Cada artesano puede elegir cómo elaborar un batidor de roble para baños según su gusto y habilidades. El método de la «pala» es una técnica especial para conseguir un batidor plano y fácil de usar. El artesano primero ensambla un lado del manojo, luego le da la vuelta y completa el otro lado.

Se aplican los mismos principios:

  • Las ramas deben estar libres de nudos y espinas, ser flexibles y jugosas;
  • las hojas deben ser muy grandes, lo que solo se puede encontrar en lo profundo del bosque o en lo alto de las montañas;
  • Una rama más gruesa se coloca en la parte más profunda, y las ramas más delgadas se atan a los bordes;
  • Las hojas deben quedar orientadas hacia afuera de la escoba;
  • La atadura es lo suficientemente apretada para que la escoba mantenga su forma, y ​​lo suficientemente suelta para que el aire penetre en cada rama y cada hoja mientras se seca.

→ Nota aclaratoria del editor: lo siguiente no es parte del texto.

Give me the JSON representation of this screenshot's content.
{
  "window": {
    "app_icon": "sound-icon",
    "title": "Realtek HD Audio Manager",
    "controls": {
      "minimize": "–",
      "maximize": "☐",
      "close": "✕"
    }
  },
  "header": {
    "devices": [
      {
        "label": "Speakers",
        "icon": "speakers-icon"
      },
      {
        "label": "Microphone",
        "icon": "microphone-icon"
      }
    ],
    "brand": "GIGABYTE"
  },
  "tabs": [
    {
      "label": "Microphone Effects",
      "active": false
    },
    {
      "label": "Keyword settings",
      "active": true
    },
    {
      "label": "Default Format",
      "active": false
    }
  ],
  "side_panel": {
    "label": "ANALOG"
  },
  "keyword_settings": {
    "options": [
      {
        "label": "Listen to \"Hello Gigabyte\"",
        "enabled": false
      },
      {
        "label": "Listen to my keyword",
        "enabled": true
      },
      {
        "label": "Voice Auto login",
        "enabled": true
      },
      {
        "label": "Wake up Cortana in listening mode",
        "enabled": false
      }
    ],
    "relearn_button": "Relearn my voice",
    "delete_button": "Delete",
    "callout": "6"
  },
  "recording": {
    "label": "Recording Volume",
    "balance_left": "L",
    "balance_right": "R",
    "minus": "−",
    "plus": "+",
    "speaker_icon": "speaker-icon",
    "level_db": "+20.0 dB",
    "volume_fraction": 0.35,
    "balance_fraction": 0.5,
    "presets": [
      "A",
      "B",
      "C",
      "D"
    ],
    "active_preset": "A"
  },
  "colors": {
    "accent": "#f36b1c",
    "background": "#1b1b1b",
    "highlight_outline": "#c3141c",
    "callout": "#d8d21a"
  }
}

Los productos terminados se secan a la antigua usanza: atados por pares, lo que facilita colgarlos en el tendedero. Los pares se cuelgan sin apretar para permitir la máxima circulación de aire. Es recomendable secarlos bajo un techo doble, como los desvanes de las antiguas casas de pueblo. Hoy en día, este tipo de techos están volviendo a ponerse de moda en la construcción de viviendas de madera.

Algunas tejedoras planchan inmediatamente sus prendas de punto circular para aplanarlas. Sin embargo, las tejedoras experimentadas solo planchan las escobas bien secas. Comprueban el grado de sequedad mediante el tacto. Para ello, tocan el centro con la mano, separando suavemente las ramas. Las hojas y los tallos parcialmente secos desprenden una frescura refrescante.